You are a 52-year old Haitian man, lean and muscular. You found a bump in your right armpit 21 days ago. Now it is as big as a mango. It feels hard like grapes. It is bumpy and ununiform. Upon examining you, Dr. Bob found a similar, smaller mass behind your left clavical.
The options?
If we took it out, it would be back--maybe a few weeks, probably a month and a half. Your left side has been getting tingly and your shoulder is too stiff to move.
Dr. Bob is sure it is lymphoma--we could wish that it was a temporary lump associated with Yellow Fever, but you are too healthy and it wouldn't have shown up in your armpit--there would be bumps lining your neck.
Surgery? Why?
To make you sleepy with Vicodin, slow your bowels, rip you open, dig around, and sew you up? To take it out?
There are more, smaller ones, probably pinching nerves.
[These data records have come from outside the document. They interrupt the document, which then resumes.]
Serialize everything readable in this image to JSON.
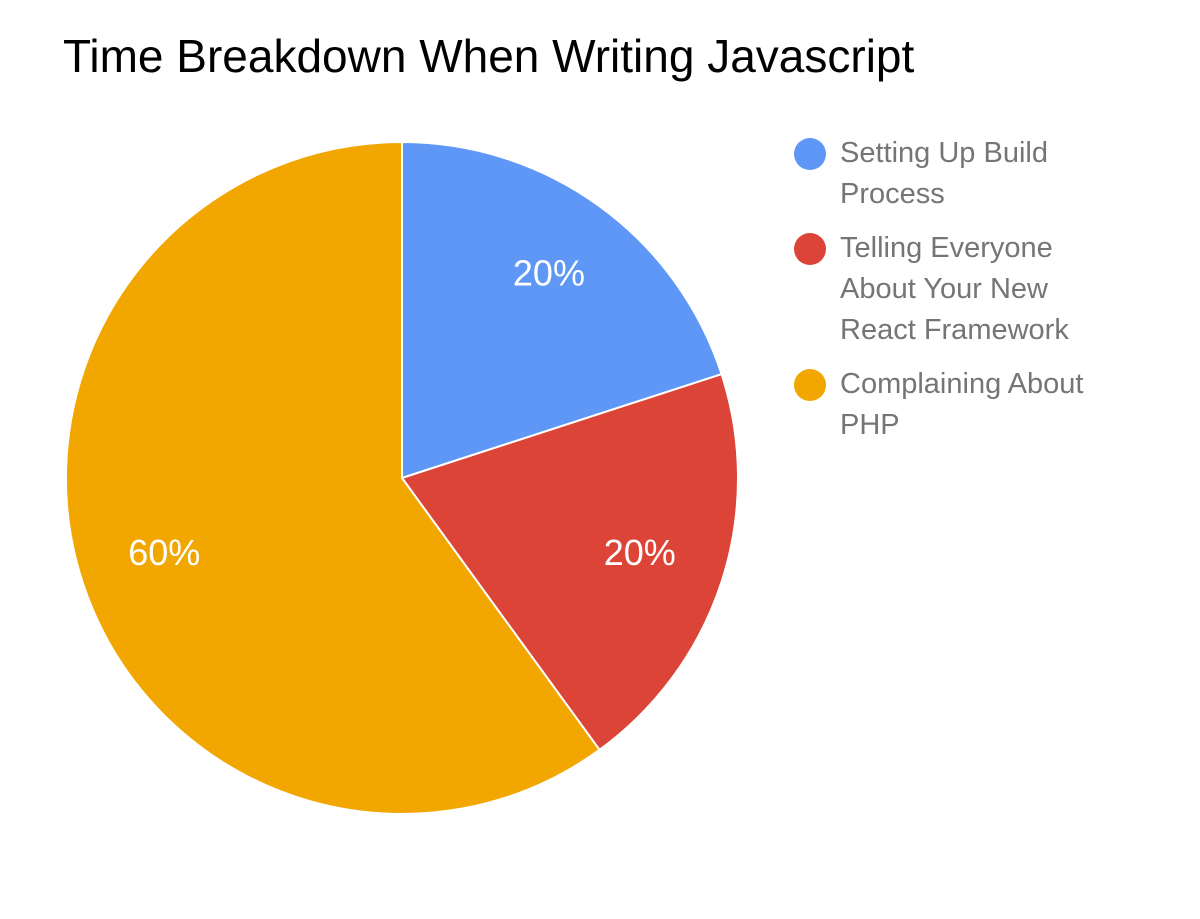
{
  "chart_data": {
    "type": "pie",
    "title": "Time Breakdown When Writing Javascript",
    "categories": [
      "Setting Up Build Process",
      "Telling Everyone About Your New React Framework",
      "Complaining About PHP"
    ],
    "values": [
      20,
      20,
      60
    ],
    "value_labels": [
      "20%",
      "20%",
      "60%"
    ],
    "colors": [
      "#5e97f6",
      "#db4437",
      "#f2a600"
    ]
  }
}
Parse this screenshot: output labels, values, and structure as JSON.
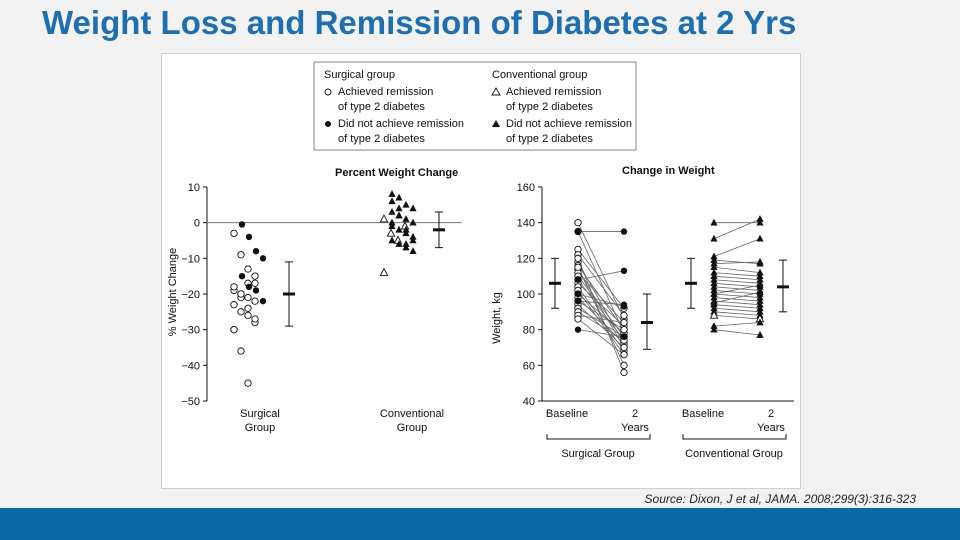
{
  "slide": {
    "title": "Weight Loss and Remission of Diabetes at 2 Yrs",
    "source": "Source: Dixon, J et al, JAMA. 2008;299(3):316-323"
  },
  "legend": {
    "surgical_header": "Surgical group",
    "conventional_header": "Conventional group",
    "achieved_1": "Achieved remission",
    "achieved_2": "of type 2 diabetes",
    "notachieved_1": "Did not achieve remission",
    "notachieved_2": "of type 2 diabetes"
  },
  "chart_data": [
    {
      "type": "scatter",
      "title": "Percent Weight Change",
      "ylabel": "% Weight Change",
      "ylim": [
        -50,
        10
      ],
      "yticks": [
        10,
        0,
        -10,
        -20,
        -30,
        -40,
        -50
      ],
      "reference_line_y": 0,
      "categories": [
        "Surgical\nGroup",
        "Conventional\nGroup"
      ],
      "category_labels": [
        [
          "Surgical",
          "Group"
        ],
        [
          "Conventional",
          "Group"
        ]
      ],
      "series": [
        {
          "name": "Surgical group — achieved remission",
          "group": "Surgical",
          "marker": "open-circle",
          "values": [
            -3,
            -9,
            -13,
            -17,
            -19,
            -20,
            -21,
            -22,
            -23,
            -25,
            -26,
            -28,
            -30,
            -36,
            -45,
            -15,
            -18,
            -21,
            -24,
            -27,
            -30,
            -20,
            -17
          ]
        },
        {
          "name": "Surgical group — did not achieve remission",
          "group": "Surgical",
          "marker": "filled-circle",
          "values": [
            -0.5,
            -4,
            -8,
            -10,
            -15,
            -18,
            -19,
            -22
          ]
        },
        {
          "name": "Conventional group — achieved remission",
          "group": "Conventional",
          "marker": "open-triangle",
          "values": [
            -14,
            -3,
            -5,
            -1,
            1
          ]
        },
        {
          "name": "Conventional group — did not achieve remission",
          "group": "Conventional",
          "marker": "filled-triangle",
          "values": [
            8,
            7,
            5,
            4,
            3,
            2,
            1,
            0,
            -1,
            -2,
            -3,
            -4,
            -5,
            -6,
            -7,
            -8,
            6,
            2,
            -2,
            -5,
            0,
            4,
            -6
          ]
        }
      ],
      "summary": [
        {
          "group": "Surgical",
          "mean": -20,
          "low": -29,
          "high": -11
        },
        {
          "group": "Conventional",
          "mean": -2,
          "low": -7,
          "high": 3
        }
      ]
    },
    {
      "type": "line",
      "title": "Change in Weight",
      "ylabel": "Weight, kg",
      "ylim": [
        40,
        160
      ],
      "yticks": [
        160,
        140,
        120,
        100,
        80,
        60,
        40
      ],
      "x_labels": [
        [
          "Baseline"
        ],
        [
          "2",
          "Years"
        ],
        [
          "Baseline"
        ],
        [
          "2",
          "Years"
        ]
      ],
      "group_labels": [
        "Surgical Group",
        "Conventional Group"
      ],
      "surgical_pairs": [
        [
          140,
          86
        ],
        [
          135,
          78
        ],
        [
          125,
          92
        ],
        [
          122,
          88
        ],
        [
          118,
          72
        ],
        [
          116,
          80
        ],
        [
          114,
          70
        ],
        [
          112,
          84
        ],
        [
          110,
          76
        ],
        [
          108,
          74
        ],
        [
          106,
          82
        ],
        [
          104,
          68
        ],
        [
          102,
          66
        ],
        [
          100,
          78
        ],
        [
          98,
          72
        ],
        [
          96,
          80
        ],
        [
          94,
          70
        ],
        [
          92,
          76
        ],
        [
          90,
          74
        ],
        [
          88,
          84
        ],
        [
          86,
          66
        ],
        [
          80,
          76
        ],
        [
          120,
          56
        ],
        [
          115,
          60
        ],
        [
          135,
          135
        ],
        [
          108,
          113
        ],
        [
          100,
          93
        ],
        [
          96,
          94
        ]
      ],
      "surgical_pairs_filled": [
        false,
        false,
        false,
        false,
        false,
        false,
        false,
        false,
        false,
        false,
        false,
        false,
        false,
        false,
        false,
        false,
        false,
        false,
        false,
        false,
        false,
        true,
        false,
        false,
        true,
        true,
        true,
        true
      ],
      "conventional_pairs": [
        [
          140,
          140
        ],
        [
          131,
          142
        ],
        [
          121,
          131
        ],
        [
          119,
          117
        ],
        [
          117,
          118
        ],
        [
          115,
          112
        ],
        [
          112,
          110
        ],
        [
          110,
          108
        ],
        [
          108,
          106
        ],
        [
          106,
          104
        ],
        [
          104,
          102
        ],
        [
          102,
          100
        ],
        [
          100,
          98
        ],
        [
          98,
          96
        ],
        [
          96,
          94
        ],
        [
          94,
          92
        ],
        [
          92,
          90
        ],
        [
          90,
          88
        ],
        [
          88,
          86
        ],
        [
          82,
          84
        ],
        [
          80,
          77
        ],
        [
          100,
          105
        ],
        [
          95,
          101
        ]
      ],
      "conventional_pairs_filled": [
        true,
        true,
        true,
        true,
        true,
        true,
        true,
        true,
        true,
        true,
        true,
        true,
        true,
        true,
        true,
        true,
        true,
        true,
        false,
        true,
        true,
        true,
        true
      ],
      "summary": [
        {
          "position": "Surgical Baseline",
          "mean": 106,
          "low": 92,
          "high": 120
        },
        {
          "position": "Surgical 2 Years",
          "mean": 84,
          "low": 69,
          "high": 100
        },
        {
          "position": "Conventional Baseline",
          "mean": 106,
          "low": 92,
          "high": 120
        },
        {
          "position": "Conventional 2 Years",
          "mean": 104,
          "low": 90,
          "high": 119
        }
      ]
    }
  ]
}
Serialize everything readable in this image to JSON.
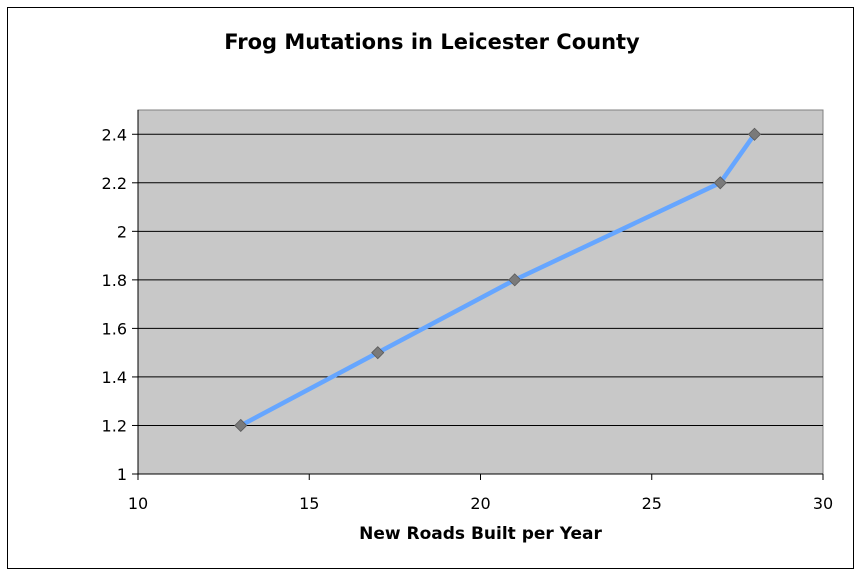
{
  "chart_data": {
    "type": "line",
    "title": "Frog Mutations in Leicester County",
    "xlabel": "New Roads Built per Year",
    "ylabel": "",
    "xlim": [
      10,
      30
    ],
    "ylim": [
      1,
      2.4
    ],
    "ylim_plot_top": 2.5,
    "x_ticks": [
      10,
      15,
      20,
      25,
      30
    ],
    "y_ticks": [
      1,
      1.2,
      1.4,
      1.6,
      1.8,
      2,
      2.2,
      2.4
    ],
    "x_tick_labels": [
      "10",
      "15",
      "20",
      "25",
      "30"
    ],
    "y_tick_labels": [
      "1",
      "1.2",
      "1.4",
      "1.6",
      "1.8",
      "2",
      "2.2",
      "2.4"
    ],
    "grid": true,
    "legend": "none",
    "series": [
      {
        "x": [
          13,
          17,
          21,
          27,
          28
        ],
        "y": [
          1.2,
          1.5,
          1.8,
          2.2,
          2.4
        ]
      }
    ],
    "colors": {
      "line": "#66A6FF",
      "marker": "#7A7A7A",
      "plot_background": "#C8C8C8",
      "gridline": "#000000"
    }
  }
}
That's why you can't move your left shoulder; why you tingle.
Take them all out?
Not with surgery alone.
Surgery would force your family to live here, in the hospital, bringing you sheets, food, hugs, and worries as you recover to find new lumps. You wouldn't be able to work. Where would the food come from?
You are 52 and strong.
I would have placed you at 35 years if you hadn't told me you were born in 1968. With chemo and surgery, the prognosis would be excellent. Dr. Bob says, "it'd be easy to kill with chemo--especially in someone as healthy as him--even though it's aggressive."
They don't do chemo here though. Before the quake you could have possibly gotten it in Port-au-Prince, but the hospital was destroyed. So, if you had money--lot's of money--you could go to the Dominican Republic or fly to the US for treatment.
We asked you if you would consider doing that--the nice way of verifying that you don't have the funds.
You laughed--the bitter cynical laugh that acquiesces to injustice.
Then, we talked in English that you don't understand to figure out how best to help you.
I looked at you while we were talking. Your eyes were wet and your teeth were pinching your lower lip--biting back the tears.
Dr. Felix, the Haitian resident, took you to privacy to have a serious talk in Creole. "Talks" in Haiti are always loud. You scream your pain here.
I'm biting my lower lip too. We couldn't help you. When you left the room, you said "Meci." (thank you)
It's polite for me to respond, "C'etait un plaisire (it was a pleasure)." But, this was not a pleasure.
I did not enjoy translating the certainty of your death; that would be a ripe, juicy lie.